3.9 Bonus track 1: Additive Cox model
The Cox PH model assumes a linear effect of the predictors. If the true effect is highly nonlinear this can lead to a nonproportinal hazards or misleading statistical conclusions.
One alternative approach is to use an Additive Cox model (Hastie and Tibshirani 1990) of the form
\[ h(t, \textbf X) = h_0(t) e^{\sum_{j=1}^p f_j(\textbf X_j)} \] with \(f_j\) being an unknown and smooth function.

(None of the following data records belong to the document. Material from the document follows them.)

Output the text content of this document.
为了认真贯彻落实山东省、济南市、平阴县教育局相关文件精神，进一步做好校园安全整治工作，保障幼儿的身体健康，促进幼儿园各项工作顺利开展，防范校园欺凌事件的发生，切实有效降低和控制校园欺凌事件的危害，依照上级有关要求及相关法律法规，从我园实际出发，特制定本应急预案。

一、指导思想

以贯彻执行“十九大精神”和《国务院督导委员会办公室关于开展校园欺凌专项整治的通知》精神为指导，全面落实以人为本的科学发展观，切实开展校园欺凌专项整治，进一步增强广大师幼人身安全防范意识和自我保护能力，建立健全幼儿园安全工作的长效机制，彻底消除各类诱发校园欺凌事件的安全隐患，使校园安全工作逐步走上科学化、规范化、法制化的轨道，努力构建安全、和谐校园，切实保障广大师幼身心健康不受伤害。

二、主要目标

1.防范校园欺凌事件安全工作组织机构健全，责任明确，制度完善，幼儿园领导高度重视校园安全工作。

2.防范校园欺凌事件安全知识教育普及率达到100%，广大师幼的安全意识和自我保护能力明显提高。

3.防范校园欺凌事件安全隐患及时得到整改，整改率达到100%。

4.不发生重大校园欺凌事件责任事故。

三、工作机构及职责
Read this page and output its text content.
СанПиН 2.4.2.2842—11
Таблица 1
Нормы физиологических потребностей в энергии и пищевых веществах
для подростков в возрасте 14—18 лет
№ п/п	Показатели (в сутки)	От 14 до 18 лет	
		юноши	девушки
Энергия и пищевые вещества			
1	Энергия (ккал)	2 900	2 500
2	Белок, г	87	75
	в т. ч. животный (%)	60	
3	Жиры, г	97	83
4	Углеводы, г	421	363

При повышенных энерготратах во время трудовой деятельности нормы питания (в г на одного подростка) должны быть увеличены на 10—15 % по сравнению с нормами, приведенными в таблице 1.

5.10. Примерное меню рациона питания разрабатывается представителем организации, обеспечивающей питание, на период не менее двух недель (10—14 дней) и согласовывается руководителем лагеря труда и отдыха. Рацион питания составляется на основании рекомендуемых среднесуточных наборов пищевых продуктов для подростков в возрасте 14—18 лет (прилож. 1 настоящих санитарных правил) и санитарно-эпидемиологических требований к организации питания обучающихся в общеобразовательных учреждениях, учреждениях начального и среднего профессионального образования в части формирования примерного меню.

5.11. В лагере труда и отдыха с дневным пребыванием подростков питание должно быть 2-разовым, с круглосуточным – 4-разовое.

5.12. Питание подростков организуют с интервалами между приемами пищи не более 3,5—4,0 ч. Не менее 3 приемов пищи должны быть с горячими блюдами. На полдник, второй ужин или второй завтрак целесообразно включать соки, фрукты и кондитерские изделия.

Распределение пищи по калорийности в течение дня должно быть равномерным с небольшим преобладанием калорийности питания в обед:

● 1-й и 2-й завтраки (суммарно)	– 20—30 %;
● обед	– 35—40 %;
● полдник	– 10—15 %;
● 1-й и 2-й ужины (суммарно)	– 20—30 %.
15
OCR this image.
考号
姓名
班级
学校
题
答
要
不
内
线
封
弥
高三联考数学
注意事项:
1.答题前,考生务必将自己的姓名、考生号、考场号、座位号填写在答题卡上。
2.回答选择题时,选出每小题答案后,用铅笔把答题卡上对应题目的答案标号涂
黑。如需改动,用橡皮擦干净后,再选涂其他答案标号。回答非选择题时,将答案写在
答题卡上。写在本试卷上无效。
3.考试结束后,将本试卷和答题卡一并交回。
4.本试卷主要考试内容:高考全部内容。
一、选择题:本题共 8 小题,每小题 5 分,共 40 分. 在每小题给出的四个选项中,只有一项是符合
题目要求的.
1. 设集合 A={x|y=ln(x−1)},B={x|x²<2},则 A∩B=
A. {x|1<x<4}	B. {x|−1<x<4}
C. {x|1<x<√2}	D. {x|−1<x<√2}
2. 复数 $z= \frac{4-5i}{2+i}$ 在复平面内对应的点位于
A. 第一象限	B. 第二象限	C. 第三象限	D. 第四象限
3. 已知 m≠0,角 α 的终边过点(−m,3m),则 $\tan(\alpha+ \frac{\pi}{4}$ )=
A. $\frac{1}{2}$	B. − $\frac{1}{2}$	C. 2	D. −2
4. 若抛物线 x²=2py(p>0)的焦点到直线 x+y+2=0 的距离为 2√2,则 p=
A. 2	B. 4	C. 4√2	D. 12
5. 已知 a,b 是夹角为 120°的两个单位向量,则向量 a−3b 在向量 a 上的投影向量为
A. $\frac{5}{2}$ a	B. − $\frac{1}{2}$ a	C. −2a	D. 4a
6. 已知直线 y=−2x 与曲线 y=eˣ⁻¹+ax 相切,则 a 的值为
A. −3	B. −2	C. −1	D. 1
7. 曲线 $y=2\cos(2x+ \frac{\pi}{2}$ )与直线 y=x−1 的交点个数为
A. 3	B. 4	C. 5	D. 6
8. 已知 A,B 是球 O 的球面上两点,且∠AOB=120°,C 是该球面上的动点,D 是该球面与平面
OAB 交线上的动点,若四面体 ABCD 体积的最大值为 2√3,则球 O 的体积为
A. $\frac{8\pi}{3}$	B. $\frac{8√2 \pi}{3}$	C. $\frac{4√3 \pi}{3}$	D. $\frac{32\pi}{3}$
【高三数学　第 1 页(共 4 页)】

In order to estimate this model one could use the mgcv
package as follows
m4 <- mgcv::gam(time ~ s(LoanOriginalAmount2) + IsBorrowerHomeowner,
data = loan_filtered, family = "cox.ph", weights = status)
summary(m4)
##
## Family: Cox PH
## Link function: identity
##
## Formula:
## time ~ s(LoanOriginalAmount2) + IsBorrowerHomeowner
##
## Parametric coefficients:
## Estimate Std. Error z value Pr(>|z|)
## IsBorrowerHomeownerTrue -0.23344 0.06248 -3.736 0.000187 ***
## ---
## Signif. codes: 0 '***' 0.001 '**' 0.01 '*' 0.05 '.' 0.1 ' ' 1
##
## Approximate significance of smooth terms:
## edf Ref.df Chi.sq p-value
## s(LoanOriginalAmount2) 4.853 5.857 26.91 0.000206 ***
## ---
## Signif. codes: 0 '***' 0.001 '**' 0.01 '*' 0.05 '.' 0.1 ' ' 1
##
## Deviance explained = 0.818%
## -REML = 10848 Scale est. = 1 n = 4923
plot(m4, pages = 1, all.terms = TRUE)
Note the change in the sintaxis compared with the previous examples. The status indicator in used in the
weights
argument.
References
Hastie, T., and R. Tibshirani. 1990. Generalized Additive Models. London: Chapman; Hall.